The first one was fantastic, but when I got to the second one, I was pretty disappointed. I know I should have expected it, when it comes to movies they usually get worse with each one. But the first one was so good that I was hopeful, and wrongfully so. First, if you hadn't seen the previous film, you'd be totally lost. They did little to no character development or explanation, not even a hint of what had happened to the characters previously. Not only had I just watched the first in the series less than an hour ago, but when it comes to movies, I'm very good at following along, and I was confused. I kept poking Nicole, "Who's that again? Why do they want that? What's going on?" But she didn't have the answers either.
So despite the shortcomings of the second, we still went to the theater to see the third and as expected, I was even more confused. No character development, overly dramatic scenes that bordered on corny, and the film itself was entirely too long. What a waste of eight bucks.

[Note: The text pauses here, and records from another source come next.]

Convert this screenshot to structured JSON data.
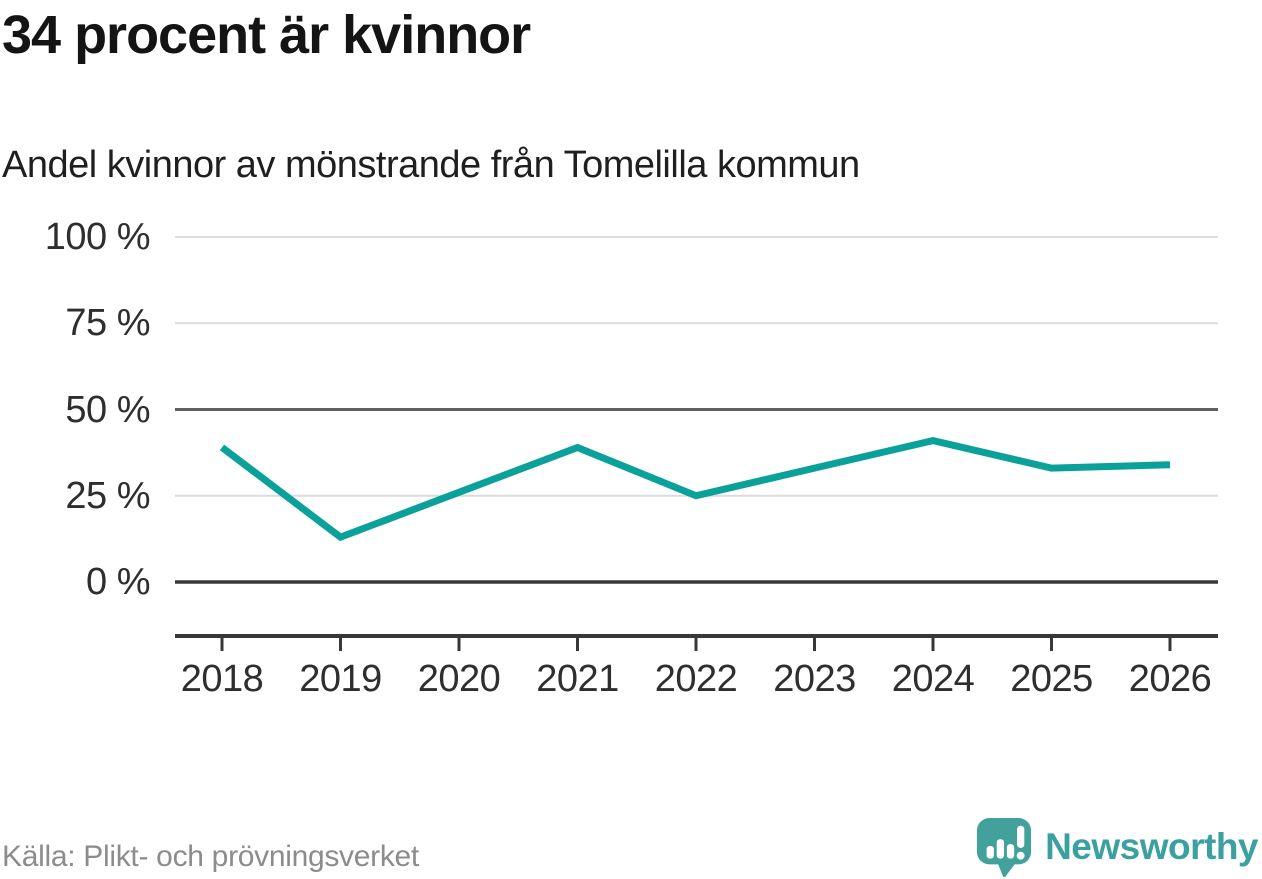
{
  "header": {
    "title": "34 procent är kvinnor",
    "subtitle": "Andel kvinnor av mönstrande från Tomelilla kommun"
  },
  "chart_data": {
    "type": "line",
    "title": "34 procent är kvinnor",
    "subtitle": "Andel kvinnor av mönstrande från Tomelilla kommun",
    "categories": [
      "2018",
      "2019",
      "2020",
      "2021",
      "2022",
      "2023",
      "2024",
      "2025",
      "2026"
    ],
    "series": [
      {
        "name": "Andel kvinnor av mönstrande",
        "values": [
          39,
          13,
          26,
          39,
          25,
          33,
          41,
          33,
          34
        ]
      }
    ],
    "unit": "%",
    "xlabel": "",
    "ylabel": "",
    "ylim": [
      0,
      100
    ],
    "yticks": [
      {
        "value": 0,
        "label": "0 %"
      },
      {
        "value": 25,
        "label": "25 %"
      },
      {
        "value": 50,
        "label": "50 %"
      },
      {
        "value": 75,
        "label": "75 %"
      },
      {
        "value": 100,
        "label": "100 %"
      }
    ],
    "grid": "horizontal",
    "legend": "none",
    "line_color": "#0aa19a"
  },
  "footer": {
    "source": "Källa: Plikt- och prövningsverket",
    "brand": "Newsworthy"
  },
  "colors": {
    "accent_teal": "#0aa19a",
    "brand_teal": "#3ba0a0",
    "logo_bubble_teal": "#42a29b",
    "grid_light": "#dcdcdc",
    "grid_mid": "#5f5f5f",
    "axis_dark": "#383838",
    "title_text": "#141414",
    "axis_text": "#2e2e2e",
    "muted_text": "#8c8c8c"
  },
  "icons": {
    "logo": "newsworthy-speech-bubble-bar-chart-icon"
  }
}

But this got me thinking. As a reader, I LOVE series. Harry Bosch, John Rain, Jack Reacher, Kenzie and Genaro, all great characters that I can't get enough of. And while I of course started at the beginning with each of these characters, I believe that a reader can pick up a book anywhere in the series and not be confused. The authors give enough character development so new readers know who these people are, but they aren't redundant enough to bore the veterans. Furthermore, the characters change over time. At the end of each book, the protagonist is changed in some way and therefore different in the beginning of the next in the series. In pirates, the characters didn't change much and if they did, it was sudden. We didn't see it build.
So why is it that books do it so well and movies continue to fail time and time again? Is it the industry? The audience? The screenwriters? I believe it is a combination of all.

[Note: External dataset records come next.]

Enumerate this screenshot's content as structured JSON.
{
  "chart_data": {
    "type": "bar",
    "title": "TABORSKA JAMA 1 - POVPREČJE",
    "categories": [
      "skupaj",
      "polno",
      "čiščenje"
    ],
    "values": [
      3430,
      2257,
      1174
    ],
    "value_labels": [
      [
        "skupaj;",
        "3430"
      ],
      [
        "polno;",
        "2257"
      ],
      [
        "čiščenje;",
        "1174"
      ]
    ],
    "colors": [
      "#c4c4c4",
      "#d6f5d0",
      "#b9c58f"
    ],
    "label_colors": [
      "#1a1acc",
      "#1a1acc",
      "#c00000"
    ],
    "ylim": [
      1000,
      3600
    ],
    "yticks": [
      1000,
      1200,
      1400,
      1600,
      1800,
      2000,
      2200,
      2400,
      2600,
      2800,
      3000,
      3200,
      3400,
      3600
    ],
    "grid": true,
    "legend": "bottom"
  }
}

First, I don't think that movie producers know when to quit. They see a movie that pulled in a ton of money at the box office and think, "We should do that again!" Lehane knew when it was time to retire Kenzie and Genaro. Connelly took a few breaks from Harry Bosch. Child created Reacher in such a way, that he may never run out of ways to get into trouble. Furthermore, I believe movie producers don't recreate characters, they recreate concepts. Just look at Speed or The Mighty Ducks or The Matrix.
Also, it's the writing. Screenwriters have about a third of the pages novelists have. They need to get in and get out. When words are taken away, when scenes have to be cut, what goes? Right, the character studies. Why would you cut a high packed action sequence (never mind that it's doing nothing for overall plot)? Books take a lot more time to build the world of the story, time that movies don't have.

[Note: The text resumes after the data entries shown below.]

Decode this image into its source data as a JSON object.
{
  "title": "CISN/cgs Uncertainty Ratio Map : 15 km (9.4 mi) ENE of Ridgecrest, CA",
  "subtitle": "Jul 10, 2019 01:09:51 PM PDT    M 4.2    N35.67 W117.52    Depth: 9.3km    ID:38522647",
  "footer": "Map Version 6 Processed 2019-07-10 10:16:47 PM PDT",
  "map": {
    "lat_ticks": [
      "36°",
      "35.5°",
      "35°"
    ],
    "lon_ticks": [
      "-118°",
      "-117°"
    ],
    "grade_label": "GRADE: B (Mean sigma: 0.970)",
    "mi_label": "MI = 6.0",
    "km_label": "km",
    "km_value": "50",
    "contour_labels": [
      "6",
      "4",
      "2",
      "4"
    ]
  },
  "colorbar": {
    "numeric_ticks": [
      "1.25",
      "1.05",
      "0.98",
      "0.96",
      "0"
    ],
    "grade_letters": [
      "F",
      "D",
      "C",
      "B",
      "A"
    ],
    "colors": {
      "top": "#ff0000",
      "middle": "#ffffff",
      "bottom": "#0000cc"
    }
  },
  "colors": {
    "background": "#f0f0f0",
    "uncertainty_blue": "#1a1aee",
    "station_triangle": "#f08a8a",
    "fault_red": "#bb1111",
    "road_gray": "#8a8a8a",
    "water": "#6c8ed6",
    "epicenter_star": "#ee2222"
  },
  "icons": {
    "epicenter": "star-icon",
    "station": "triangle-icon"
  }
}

Lastly, I do believe it's the audience, especially when it comes to action movies. People want to see high speed car chases, explosions, not what a character is feeling. To me, in books, the emotional factors make the action scenes all the more effective. When the stakes are high, both physically and emotionally, the scene is completely gripping. But, like in Pirates 3, if I don't care about the characters, I don't really care if they live or die.
If anyone knows of a movie sequel that was just as good, if not better than the first, please do let me know. Kill Bill doesn't count since, to my knowledge, it was originally meant to be one long movie. Otherwise, I'll stick to reading my series characters and avoid them in the theaters.